In the following example, the function fn is declared after alert, but by the time alert is executed, fn is already defined
alert(fn()); function fn() { return 'Hello world! '; }Copy the code
So the function is promoted twice, and the second time overwrites the first one, so the f after return is the function declared by the next statement in the return statement. Function f (){})(); F in f does not have a function promotion effect, it is an expression.
The title.
function f(){ return f; }
new f() instanceof f;Copy the code
The answer to false
How to understand?
New f(), first this operation creates a new object and calls the constructor function as its current context object. To put it simply,
new f();
I vaguely remember it said in advanced programming:
-
Create an empty object.
-
Copy the properties and methods from the class’s Prototype into the instance.
-
Call the class constructor with the empty object created in the first step as an argument to the class
By default, this is returned if the empty object is not overridden
var a = new Object;Copy the code
A instanceof Object is true when we look at f() and return f; So the new object is itself, and the constructor itself returns an instance of that object during new. But the return value of the function overrides the instance, and the new becomes null and void. Function f(){return this} or function f(){}.
var a = new f();
a instanceof f // falseCopy the code
It’s worth noting that Instanceof tests prototypes.
The title.
var x = [typeof x, typeof y][1];
typeof typeof x;Copy the code
This is an easy problem, just pay attention to the return type. X = [and] [1]; That is x = typeof y = ‘undefind’.
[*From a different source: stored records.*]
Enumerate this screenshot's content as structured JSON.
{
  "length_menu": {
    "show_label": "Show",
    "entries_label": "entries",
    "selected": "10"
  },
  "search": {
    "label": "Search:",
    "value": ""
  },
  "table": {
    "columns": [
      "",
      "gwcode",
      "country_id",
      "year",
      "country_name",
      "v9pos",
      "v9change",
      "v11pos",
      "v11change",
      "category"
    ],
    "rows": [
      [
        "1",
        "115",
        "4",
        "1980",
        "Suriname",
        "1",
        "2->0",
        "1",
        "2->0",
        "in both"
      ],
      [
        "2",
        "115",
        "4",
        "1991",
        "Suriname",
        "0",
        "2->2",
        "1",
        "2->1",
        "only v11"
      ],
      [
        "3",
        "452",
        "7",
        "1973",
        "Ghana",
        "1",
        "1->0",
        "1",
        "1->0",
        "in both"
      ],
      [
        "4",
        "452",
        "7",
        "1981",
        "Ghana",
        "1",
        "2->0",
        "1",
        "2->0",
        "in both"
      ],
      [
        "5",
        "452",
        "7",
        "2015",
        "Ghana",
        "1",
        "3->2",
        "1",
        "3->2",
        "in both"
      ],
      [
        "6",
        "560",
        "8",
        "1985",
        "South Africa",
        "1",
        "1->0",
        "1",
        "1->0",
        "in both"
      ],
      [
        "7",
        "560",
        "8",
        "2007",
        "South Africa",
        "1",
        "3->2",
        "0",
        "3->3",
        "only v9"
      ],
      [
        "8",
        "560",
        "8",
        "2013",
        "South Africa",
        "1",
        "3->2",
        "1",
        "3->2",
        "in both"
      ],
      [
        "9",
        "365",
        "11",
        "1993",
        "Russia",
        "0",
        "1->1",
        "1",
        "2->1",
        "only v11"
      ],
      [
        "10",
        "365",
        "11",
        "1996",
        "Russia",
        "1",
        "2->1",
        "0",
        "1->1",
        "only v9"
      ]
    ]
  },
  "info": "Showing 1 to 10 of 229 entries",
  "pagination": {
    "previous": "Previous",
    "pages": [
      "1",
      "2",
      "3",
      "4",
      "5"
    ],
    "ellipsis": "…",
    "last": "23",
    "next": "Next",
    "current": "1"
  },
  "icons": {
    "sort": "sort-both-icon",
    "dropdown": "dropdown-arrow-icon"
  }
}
Typeof returns a string, so typeof typeof must be ‘string’.
Topic 13
function(foo){
return typeof foo.bar;
})({ foo: { bar: 1 } });Copy the code
The answer to “undefined”
Another disgusting question, pure word play, take a close look.
Let’s break it down
var baz = { foo: { bar: 1 } };
(function(foo){
return typeof foo.bar;
})(baz);Copy the code
Remove function association
var baz = { foo: { bar: 1 } };
var foo = baz;
typeof foo.bar;Copy the code
Finally, we remove the intermediate variable foo by substitution
var baz = { foo: { bar: 1 } };
typeof baz.bar;Copy the code
So now it’s clear that baz is not defined in the property; It is defined as baz.foo, so the result is: “undefined”.